I lost my husband a few years ago, when my girls were 3 and 6. Lately, when I see children with loving fathers, I have felt a darkness and a bitterness of which I am ashamed. You remind me that we were blessed to know love, and to have faith that the reason for our loss may yet reveal itself. In the meantime I will do less questioning and more thanking.
Thank you!
Tracey Vierra says
I am so sorry for your loss, Susan. I know each loss is for our good, but I am humbled to think of how great your loss is. I will pray for you and your children, that the Lord equips you for your work of raising them without their father. May this trial, bring you ever so much closer to our heavenly father day in and day out.

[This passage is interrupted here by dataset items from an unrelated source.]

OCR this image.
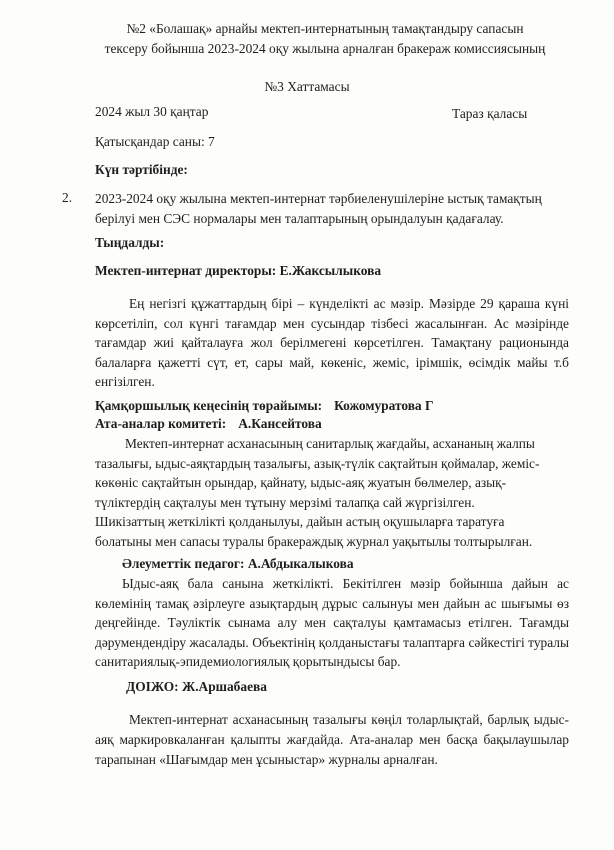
№2 «Болашақ» арнайы мектеп-интернатының тамақтандыру сапасын
тексеру бойынша 2023-2024 оқу жылына арналған бракераж комиссиясының
№3 Хаттамасы
2024 жыл 30 қаңтар	Тараз қаласы
Қатысқандар саны: 7
Күн тәртібінде:
2. 2023-2024 оқу жылына мектеп-интернат тәрбиеленушілеріне ыстық тамақтың берілуі мен СЭС нормалары мен талаптарының орындалуын қадағалау.
Тыңдалды:
Мектеп-интернат директоры: Е.Жаксылыкова
Ең негізгі құжаттардың бірі – күнделікті ас мәзір. Мәзірде 29 қараша күні көрсетіліп, сол күнгі тағамдар мен сусындар тізбесі жасалынған. Ас мәзірінде тағамдар жиі қайталауға жол берілмегені көрсетілген. Тамақтану рационында балаларға қажетті сүт, ет, сары май, көкеніс, жеміс, ірімшік, өсімдік майы т.б енгізілген.
Қамқоршылық кеңесінің төрайымы: Кожомуратова Г
Ата-аналар комитеті: А.Кансейтова
Мектеп-интернат асханасының санитарлық жағдайы, асхананың жалпы
тазалығы, ыдыс-аяқтардың тазалығы, азық-түлік сақтайтын қоймалар, жеміс-
көкөніс сақтайтын орындар, қайнату, ыдыс-аяқ жуатын бөлмелер, азық-
түліктердің сақталуы мен тұтыну мерзімі талапқа сай жүргізілген.
Шикізаттың жеткілікті қолданылуы, дайын астың оқушыларға таратуға
болатыны мен сапасы туралы бракераждық журнал уақытылы толтырылған.
Әлеуметтік педагог: А.Абдыкалыкова
Ыдыс-аяқ бала санына жеткілікті. Бекітілген мәзір бойынша дайын ас көлемінің тамақ әзірлеуге азықтардың дұрыс салынуы мен дайын ас шығымы өз деңгейінде. Тәуліктік сынама алу мен сақталуы қамтамасыз етілген. Тағамды дәрумендендіру жасалады. Объектінің қолданыстағы талаптарға сәйкестігі туралы санитариялық-эпидемиологиялық қорытындысы бар.
ДОІЖО: Ж.Аршабаева
Мектеп-интернат асханасының тазалығы көңіл толарлықтай, барлық ыдыс-аяқ маркировкаланған қалыпты жағдайда. Ата-аналар мен басқа бақылаушылар тарапынан «Шағымдар мен ұсыныстар» журналы арналған.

Thank you for your honesty. I am encouraged by your words to not take the blessings before me for granted. God be with you, Susan.
Carrie says
We have had a rough fall as well. We lost 2 litters of rabbits to bad moms. We lost a turkey and our guinea fowl mom in the road to hit and runs. Our gander challenged our livestock dog one too many times and his rough housing ended in a broken wing, chewed off skin, and internal damages resulting in his death. Two more turkey poults and a young peahen died mysteriously and without much warning. I have dealt with sick kittens (they recovered) a sick goat, and a bout of mastitis in another goat. We found one of our year and half layers dead 2 days ago, no known reason, no wounds.
All this in a few months… It’s hard.